A disturbing mystery surrounds the death of Russian ballet star Vladimir Shklyarov, just 39 years old.
The star of the Mariinsky Theater of St. Petersburg lost his life falling from the fifth floor of the building where he lived. The accident on Saturday was announced by a Mariinsky spokeswoman. According to Anna Kasatkina, Shklyarov had been taking painkillers for a back injury, and was scheduled to undergo spine surgery today.
According to several Russian news outlets, Skhlyarov had problems with alcohol and drug addiction, and had been locked up at home by his family.
In March 2022, Shklyarov had condemned Russia’s large scale invasion of Ukraine in a now deleted Instagram post. In the post he declared his opposition to “all kinds of military actions.”
“It is impossible to look at everything that is happening today without crying,” he had written.
However, unlike Olga Smirnova, a Bolshoi Ballet star who fled Russia and moved to Europe, Shklyarov continued to perform in Russia and had refrained from commenting further on the war.
A federal investigation has been launched to look into the death, which for now has been listed as an accident. Born in St. Petersburg in 1985, Shklyarov had joined the Mariinsky Theater in 2003 and became its principal dancer in 2011.
The company called Shklyarov’s death “a huge loss”, by stating, “Our condolences to the artist’s family, loved ones, friends and all the many admirers of his work and talent, forever inscribed his name in the history of world ballet.”
Over the course of his 20-year career, Shklyarov had danced in the principal roles of the great ballet masterpieces, from Swan Lake, Romeo and Juliet, Sleeping Beauty, to Don Quixote and on to Christopher Wheeldon’s Alice in Wonderland. He had performed all over the world, including at the Metropolitan Opera in New York and the Royal Opera House in London.
In 2013 he had married a fellow Mariinsky Theater dancer, Maria Shirinkina, with whom he had two children.

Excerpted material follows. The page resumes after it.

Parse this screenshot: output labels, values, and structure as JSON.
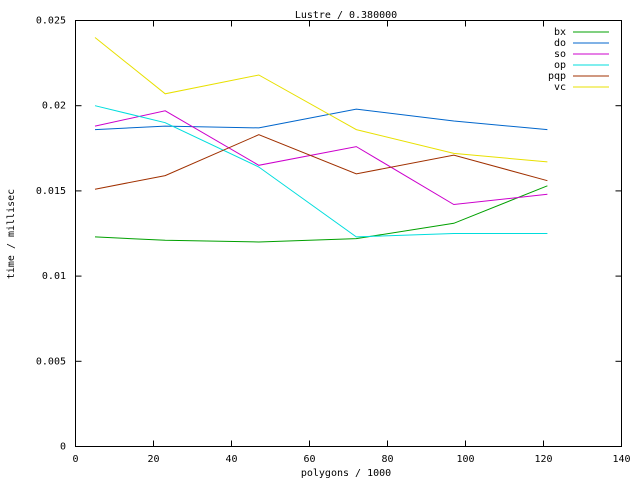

The Russian dance world paid tribute to Shklyarov. Irina Baranovskaya called his death “a stupid, unbearable accident” on Telegram as Shklyarov “went out on the balcony to get some air and smoke” and “lost his balance” on the “very narrow balcony.”
A Mariinsky dancer, Diana Vishneva, wrote: “This tragedy brings only tears and sadness, this is the tragedy of our theater, our common sorrow, the sense of emptiness. You were my favorite partner, my beautiful Romeo, my brave Prince in Cinderella.”
The American Ballet Theater, where Shklyarov had been a guest in 2014 and 2015, remembered him on Instagram as “an extraordinary artist whose grace and passion inspired audiences around the world. Rest in peace, Vladimir. Your light will continue to shine through the beauty you brought to this world,” the post concluded.